Our Sanger sequencing results showed that only TraesCS3B02G014800 and TraesCS3B02G014900 were different between resistant and susceptible genotypes (Table S8). We found two sequences (PP274033 and PP274034) of TraesCS3B02G014800 in 4N0461 with only one SNP (T1754C) between them and one TraesCS3B02G014800 sequence in Nongda 4503 identical to PP274034 (Fig. S3). A STARP marker TFPa was designed based on this SNP (Table S9). Using this marker, we could amplify two bands in 4N0461 and only one band in Nongda4503 and found that the marker co-segregated with LrN3B (Fig. 5A). We named the two sequences of TraesCS3B02G014800 in 4N0461 as 148A and 148B, respectively. TraesCS3B02G014800 sequence in Nongda4503 was the same as 148B (Fig. S3). There were 88 mismatches and 55 insertions/deletions between the sequence of TraesCS3B02G014800 in CS and 148B in 4N0461 and Nongda4503 and we got no amplification in CS with marker TFPa (Fig. 5A). We named this sequence variant in CS as 148C.

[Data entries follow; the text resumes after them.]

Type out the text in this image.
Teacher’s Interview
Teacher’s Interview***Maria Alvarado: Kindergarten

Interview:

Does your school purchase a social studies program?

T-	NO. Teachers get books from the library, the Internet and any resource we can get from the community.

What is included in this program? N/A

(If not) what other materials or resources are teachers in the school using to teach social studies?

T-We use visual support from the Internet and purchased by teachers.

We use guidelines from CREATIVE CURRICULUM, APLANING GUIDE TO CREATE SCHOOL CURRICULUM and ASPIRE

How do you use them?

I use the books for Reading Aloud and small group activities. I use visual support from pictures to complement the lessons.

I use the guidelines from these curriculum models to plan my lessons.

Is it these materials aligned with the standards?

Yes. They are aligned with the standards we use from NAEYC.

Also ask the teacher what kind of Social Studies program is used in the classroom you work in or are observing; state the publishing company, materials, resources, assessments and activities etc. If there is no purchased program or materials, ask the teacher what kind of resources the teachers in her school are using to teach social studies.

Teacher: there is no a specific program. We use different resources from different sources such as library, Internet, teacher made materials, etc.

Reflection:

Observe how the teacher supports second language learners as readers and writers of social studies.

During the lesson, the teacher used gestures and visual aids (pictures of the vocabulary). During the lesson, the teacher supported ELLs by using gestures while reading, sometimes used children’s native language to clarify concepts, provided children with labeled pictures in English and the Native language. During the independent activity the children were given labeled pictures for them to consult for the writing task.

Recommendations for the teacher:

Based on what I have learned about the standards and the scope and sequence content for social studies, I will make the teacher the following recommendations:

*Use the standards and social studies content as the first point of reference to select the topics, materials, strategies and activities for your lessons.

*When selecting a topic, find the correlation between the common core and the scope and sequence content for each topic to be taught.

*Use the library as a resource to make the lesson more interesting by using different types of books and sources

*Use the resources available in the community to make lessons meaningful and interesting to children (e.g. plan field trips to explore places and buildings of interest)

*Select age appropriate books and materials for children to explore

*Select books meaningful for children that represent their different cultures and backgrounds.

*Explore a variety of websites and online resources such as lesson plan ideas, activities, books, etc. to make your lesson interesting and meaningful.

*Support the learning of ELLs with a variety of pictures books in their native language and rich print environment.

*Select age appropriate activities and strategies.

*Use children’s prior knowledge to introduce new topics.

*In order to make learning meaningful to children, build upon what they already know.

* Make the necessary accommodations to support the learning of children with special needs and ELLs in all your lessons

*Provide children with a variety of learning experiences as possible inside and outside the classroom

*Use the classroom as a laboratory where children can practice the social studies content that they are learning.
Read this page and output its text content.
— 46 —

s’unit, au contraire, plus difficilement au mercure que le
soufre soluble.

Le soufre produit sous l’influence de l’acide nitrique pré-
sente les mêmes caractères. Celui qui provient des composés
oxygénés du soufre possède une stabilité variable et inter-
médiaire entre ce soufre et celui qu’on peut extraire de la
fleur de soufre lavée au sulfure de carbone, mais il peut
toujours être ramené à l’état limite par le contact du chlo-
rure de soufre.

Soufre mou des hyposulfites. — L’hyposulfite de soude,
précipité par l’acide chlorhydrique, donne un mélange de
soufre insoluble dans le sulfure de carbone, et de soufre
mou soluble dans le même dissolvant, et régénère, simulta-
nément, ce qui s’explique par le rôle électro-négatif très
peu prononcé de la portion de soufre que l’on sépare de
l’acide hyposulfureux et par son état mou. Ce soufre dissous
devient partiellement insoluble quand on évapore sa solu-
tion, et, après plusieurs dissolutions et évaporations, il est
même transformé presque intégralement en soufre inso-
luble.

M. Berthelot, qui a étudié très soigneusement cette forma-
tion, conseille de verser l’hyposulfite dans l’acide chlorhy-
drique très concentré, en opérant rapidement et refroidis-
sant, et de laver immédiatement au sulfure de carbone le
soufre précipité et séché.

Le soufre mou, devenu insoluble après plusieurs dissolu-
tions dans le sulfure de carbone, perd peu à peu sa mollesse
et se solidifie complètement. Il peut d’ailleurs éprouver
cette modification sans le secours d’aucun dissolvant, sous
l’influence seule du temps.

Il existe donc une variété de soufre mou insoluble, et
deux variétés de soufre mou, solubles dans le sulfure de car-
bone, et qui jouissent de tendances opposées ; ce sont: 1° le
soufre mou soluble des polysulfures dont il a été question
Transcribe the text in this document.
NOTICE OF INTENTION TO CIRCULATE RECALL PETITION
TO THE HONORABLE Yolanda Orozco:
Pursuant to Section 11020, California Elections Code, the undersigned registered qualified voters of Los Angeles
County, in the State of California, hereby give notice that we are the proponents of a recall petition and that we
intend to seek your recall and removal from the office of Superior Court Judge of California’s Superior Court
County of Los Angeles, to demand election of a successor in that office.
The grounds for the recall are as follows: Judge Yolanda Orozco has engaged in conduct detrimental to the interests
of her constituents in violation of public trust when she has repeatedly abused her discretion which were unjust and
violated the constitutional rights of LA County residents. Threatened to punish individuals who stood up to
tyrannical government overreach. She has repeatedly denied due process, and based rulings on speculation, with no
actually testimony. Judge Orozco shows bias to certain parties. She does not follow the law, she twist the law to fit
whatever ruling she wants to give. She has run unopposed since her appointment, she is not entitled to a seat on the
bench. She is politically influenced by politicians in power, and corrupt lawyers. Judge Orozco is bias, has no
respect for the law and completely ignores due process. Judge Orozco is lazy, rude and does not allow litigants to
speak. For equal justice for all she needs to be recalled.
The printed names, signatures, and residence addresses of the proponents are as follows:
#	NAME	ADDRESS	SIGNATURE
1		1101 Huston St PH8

We found 156 mismatches and 28 insertions/deletions between the sequences of TraesCS3B02G014900 in 4N0461 (PP274036) and Nongda4503 (PP274037) (Fig. S5). Since the TraesCS3B02G014900 in Nongda4503 was the same as in CS, we named the TraesCS3B02G014900 in 4N0461 (PP274036) as 149R and that in Nongda4503 and CS as 149S. In fact, the abovementioned LrN3B-co-segregating marker 3–35 was by the sequence variation in TraesCS3B02G014900 (Fig. 5B).
Domain analysis showed that proteins encoded by TraesCS3B02G014800 and TraesCS3B02G014900 in 4N0461 had typical transmembrane structures at the N-terminal (Fig. S6). Compared with 148A, the SNP (T1754C) in 148B caused the change of an amino acid (V→A), but there is no fundamental change in the domains. The protein encoded by 149R in 4N0461 had three repetitive TPR domains at the C-terminal, a typical interaction motif. Both TraesCS3B02G014800 and TraesCS3B02G014900 could probably be the candidate genes for LrN3B.
2.6 Functional validation of LrN3B candidate genes by BSMV-VIGS
BSMV-VIGS was adopted to verify the function of candidate genes of LrN3B in 4N0461. The phytoene desaturase (PDS) gene-silencing construct was used to prove the efficacy of the VIGS system in 4N0461. After treated with BSMV virus carrying LrN3B silencing constructs targeting TraesCS3B02G014800 (TFP) and TraesCS3B02G014900 (TPR) genes, 4N0461 exhibited susceptibility to Pt PHT at the 7th-leaf stage with obvious pustules containing LR urediospores, while the negative controls (BMSV: 00) showed no visible Pt symptoms (Fig. 6A).
RT-PCR showed that the expression levels of two genes in the leaves inoculated with BSMV: TFP and BSMV: TPR virus were significantly lower than those in the leaves inoculated with the no-load virus (p < 0.05) (Fig. 6B). These results indicated that both TFP and TPR genes were necessary for the resistance of LrN3B to LR.
2.7 Sequence variations at LrN3B locus in common wheat
The diagnostic co-segregating markers of LrN3B TFPa and 3–35 were used to test the polymorphisms in 211 wheat lines. Four haplotypes of LrN3B were identified: HⅠ (148A + 148B + 149R); HⅡ (148B + 149R); HⅢ (148B + 149S); HⅣ (148C + 149S). HIV was predominant in 71.6% of all lines (151 lines). HII was the least, only 3 cultivars (Nongda189, Bainong201, and Nongda413, 1.4%) had this haplotype. HⅠ and HⅢ accounted for 5.2% and 21.8%, respectively (Fig. S7, Table S11). Next, we used co-segregating marker wmc692 of LrN4B to screen the 211 lines and found only 6 materials containing LrN4B + LrN3B: 4N0461, Nongda189, Zhoumai22, Zhou8425B, Zhoumai30, and Youbaomai. All these materials were highly resistant to LR (Table S12).